Ankara ve Lahey pohpohçuları

23 yıl önce, 2002 yılının Ankara’sı. Aylardan Mart.

Rahmetli Bülent Ecevit başkanlığında DSP-ANAP-MHP koalisyonu iktidarda.

Ecevit daha hastaneye yatmamış ancak sağlığı nedeniyle başkent kulislerinde konuşulan iddiaların önünü kesmek mümkün değil. Halk da, 2001’deki ekonomik kriz nedeniyle iyice çökmüş.

İçerideki sorunlar yetmezmiş gibi ABD’de oğul Bush liderliğindeki “Neocon” iktidar kafayı Irak’a takmış vaziyette. Washington, Saddam’ı devirmek için Türkiye üzerinden Irak’a kara cephesi açmada kararlı.

ABD’nin o dönem Ankara Büyükelçisi olan Robert Pearson işgale destek için başkentte tam saha baskı uyguluyor. Milli Görüş gömleğini çıkardığını söyleyen Tayyip Erdoğan liderliğinde yeni kurulmuş AKP dahil tüm kesimlerle birebir görüşüyor.

Pearson çabalıyor ama Ankara’nın çekimserliğini bir türlü kıramıyor. Washington baskıyı artırmak için Başkan Yardımcısı Dick Cheney’i Ankara’ya gönderiyor. Yanılmıyorsam 2002 Mart’ının ortaları. Programı öylesine yoğun ki, Cheney Ankara’ya gelişinden ancak bir gün sonra Anıtkabir’e gidiyor.

Cheney nerede, Ankara medyası orada. Doğal olarak Pearson da yanında. Kim olduğunu şimdi hatırlayamıyorum, Hürriyet’in foto muhabiri Anıtkabir’den ilginç bir fotoğrafla geliyor. Pearson’un elinde üzerinde İngilizce bazı notların olduğu görülen bir kağıt.

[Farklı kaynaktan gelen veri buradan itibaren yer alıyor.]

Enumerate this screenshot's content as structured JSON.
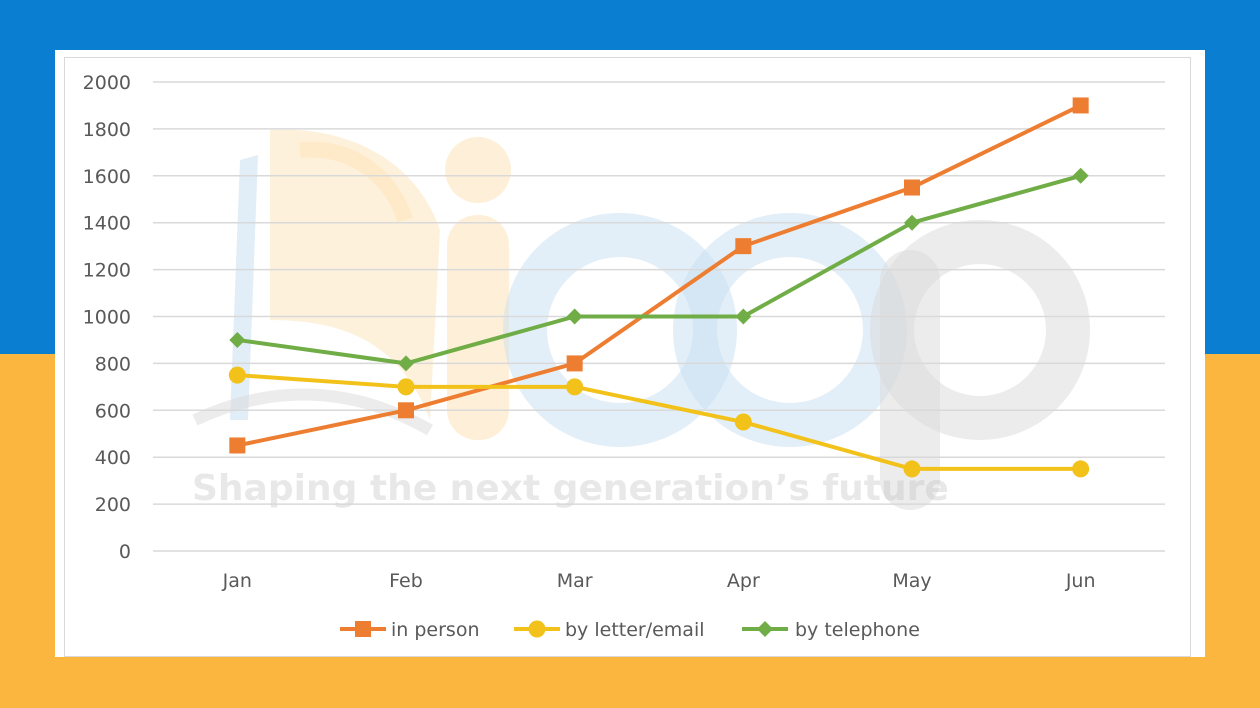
{
  "colors": {
    "bg_top": "#0a7fd1",
    "bg_bottom": "#fbb63f",
    "grid": "#d9d9d9",
    "in_person": "#ed7d31",
    "letter_email": "#f2c21b",
    "telephone": "#70ad47"
  },
  "watermark": {
    "logo_text": "ieep",
    "tagline": "Shaping the next generation’s future"
  },
  "chart_data": {
    "type": "line",
    "title": "",
    "xlabel": "",
    "ylabel": "",
    "categories": [
      "Jan",
      "Feb",
      "Mar",
      "Apr",
      "May",
      "Jun"
    ],
    "ylim": [
      0,
      2000
    ],
    "yticks": [
      0,
      200,
      400,
      600,
      800,
      1000,
      1200,
      1400,
      1600,
      1800,
      2000
    ],
    "grid": true,
    "legend_position": "bottom",
    "series": [
      {
        "name": "in person",
        "marker": "square",
        "values": [
          450,
          600,
          800,
          1300,
          1550,
          1900
        ]
      },
      {
        "name": "by letter/email",
        "marker": "circle",
        "values": [
          750,
          700,
          700,
          550,
          350,
          350
        ]
      },
      {
        "name": "by telephone",
        "marker": "diamond",
        "values": [
          900,
          800,
          1000,
          1000,
          1400,
          1600
        ]
      }
    ]
  }
}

Ters çevirmeyi unutmuş. Fotoğrafı büroda büyütünce, Cheney’e yapacağı konuşmayla ilgili tavsiye niteliğinde notlar olduğunu anladık. Mealen şunlar yazılmıştı:

“Türkler pohpohlanmayı çok sever. Sürekli Türkiye’den ve iktidardan övgüyle bahsedin. Türkiye’nin yerinin AB olduğunu ve ABD’nin de bunu desteklediğini inandırıcı bir dille anlatın. Atatürk’ü yüceltmeyi asla unutmayın.” (Sanki yüceltilmeyecek bir insan.)

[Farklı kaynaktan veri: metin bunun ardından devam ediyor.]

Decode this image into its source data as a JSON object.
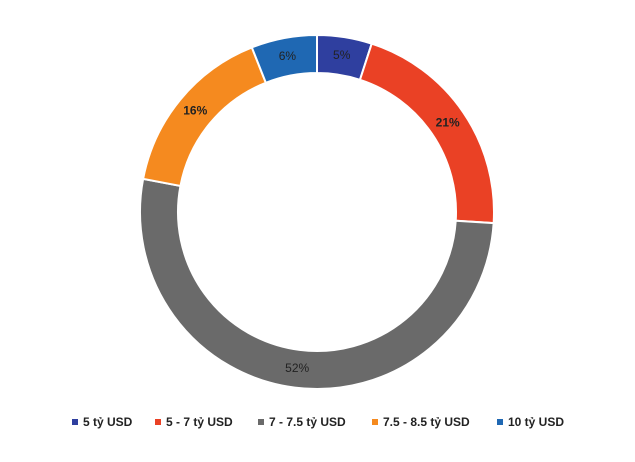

Fotoğrafı İstanbul’a geçmiştik. Ancak fotoğrafın kullanıp, kullanılmadığını inanın hatırlayamıyorum. Hürriyet’in arşivine ulaşma imkanım da yok.

Ankara’da tanığı olduğum bu “Pohpohlama hikayesi”, NATO’nun Hollandalı Genel Sekreteri Mark Rutte Lahey’deki zirvede ABD Başkanı Donald Trump’ı öyle böyle değil bayağı pohpohlayınca, aklıma geldi.

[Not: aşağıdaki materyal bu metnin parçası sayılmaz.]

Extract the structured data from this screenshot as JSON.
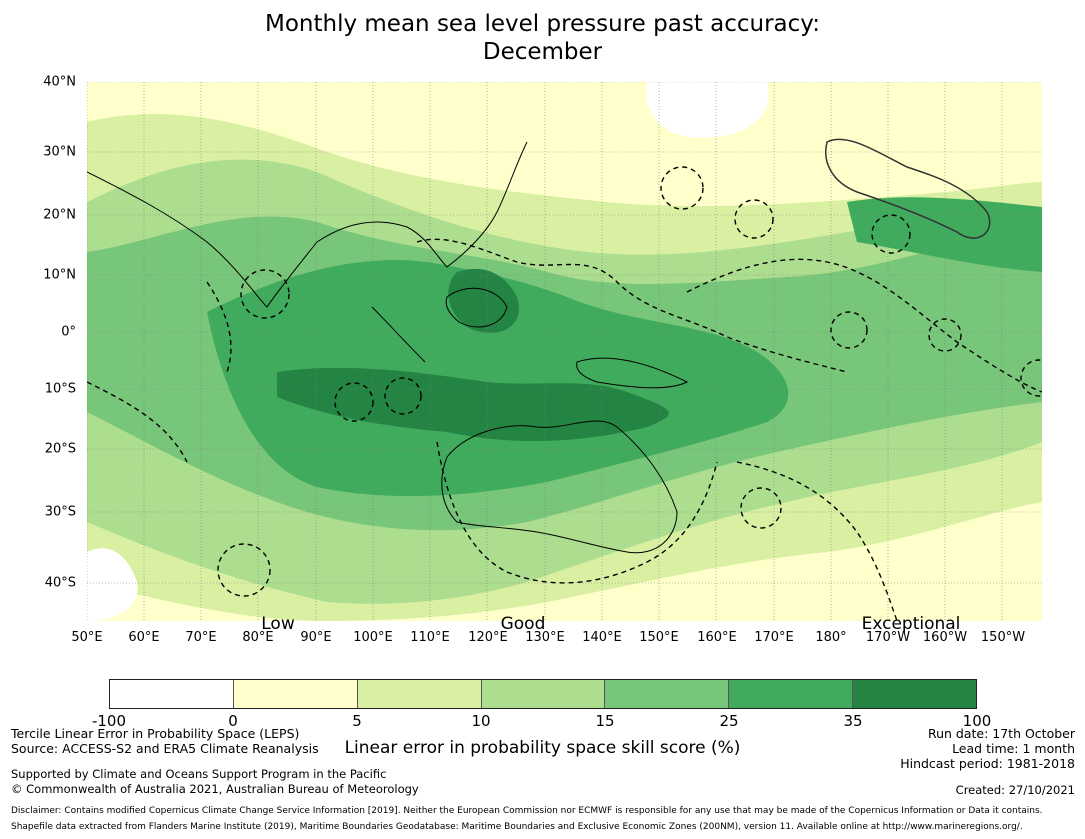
{
  "title": {
    "line1": "Monthly mean sea level pressure past accuracy:",
    "line2": "December"
  },
  "colors": {
    "c0": "#ffffff",
    "c1": "#ffffcc",
    "c2": "#d9f0a3",
    "c3": "#addd8e",
    "c4": "#78c679",
    "c5": "#41ab5d",
    "c6": "#238443"
  },
  "map": {
    "lat_labels": [
      "40°N",
      "30°N",
      "20°N",
      "10°N",
      "0°",
      "10°S",
      "20°S",
      "30°S",
      "40°S"
    ],
    "lon_labels": [
      "50°E",
      "60°E",
      "70°E",
      "80°E",
      "90°E",
      "100°E",
      "110°E",
      "120°E",
      "130°E",
      "140°E",
      "150°E",
      "160°E",
      "170°E",
      "180°",
      "170°W",
      "160°W",
      "150°W"
    ],
    "categories": [
      "Low",
      "Good",
      "Exceptional"
    ]
  },
  "colorbar": {
    "ticks": [
      "-100",
      "0",
      "5",
      "10",
      "15",
      "25",
      "35",
      "100"
    ],
    "label": "Linear error in probability space skill score (%)"
  },
  "footer": {
    "method": "Tercile Linear Error in Probability Space (LEPS)",
    "source": "Source: ACCESS-S2 and ERA5 Climate Reanalysis",
    "support": "Supported by Climate and Oceans Support Program in the Pacific",
    "copyright": "© Commonwealth of Australia 2021, Australian Bureau of Meteorology",
    "run_date": "Run date: 17th October",
    "lead_time": "Lead time: 1 month",
    "hindcast": "Hindcast period: 1981-2018",
    "created": "Created: 27/10/2021",
    "disclaimer": "Disclaimer: Contains modified Copernicus Climate Change Service Information [2019]. Neither the European Commission nor ECMWF is responsible for any use that may be made of the Copernicus Information or Data it contains.",
    "shapefile": "Shapefile data extracted from Flanders Marine Institute (2019), Maritime Boundaries Geodatabase: Maritime Boundaries and Exclusive Economic Zones (200NM), version 11. Available online at http://www.marineregions.org/."
  }
}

Okumuş veya dinlemişsinizdir.

Trump, İran ile İsrail’in çatışmasını okul bahçesinde kavga eden çocuklara benzetip, “Büyük bir kavga ettiler. İki çocuk gibi. Onları durduramazsınız. İki üç dakika kavga etmelerine izin verin, sonra durdurmak daha kolay olur” deyince, Hollandalı fırsatı kaçırmayarak, “O zaman babacık (daddy) bazen sert bir dil kullanmak zorunda kalır” yorumunu yaptı. Bu diyalog neredeyse NATO Zirvesi’nin bir numaralı gündemi oldu.

ABD Başkanı sıkılıp, kızmasın diye zirvenin süresini kısaltan, kendini krallar gibi hissetsin diye Hollanda Kraliyet Sarayı’nda konaklama ayarlayan Rutte belli ki Trump’ı çözmüş.

Sonuçta Rutte, babasının hayrına Trump’ı yağlayıp, ballamadı.

Amaçlardan en önemlisi Rusya-Ukrayna savaşında Trump yönetimini Avrupa’nın safına çekmek.

Bakalım, dar kelime haznesi ile ABD ve dünyayı yönetmeye çalışan Trump, Rutte’nin pohpohlarını yiyecek mi, göreceğiz.

Ankara’ya geri dönersek.

Cheney’in pohpohlaması işe yaramayınca, Bahçeli’nin erken seçim çağrısı sonrası üçlü koalisyon iktidardan düştü, AKP iktidara geldi ama 1 Mart tezkeresi TBMM’den geçmedi. Irak harekatını bir yıl ötelemek zorunda kalan ABD, cezayı da Süleymaniye’de “çuval hadisesi” ile kesmeye başladı. Gerektiğinde kesmeye de devam ediyor.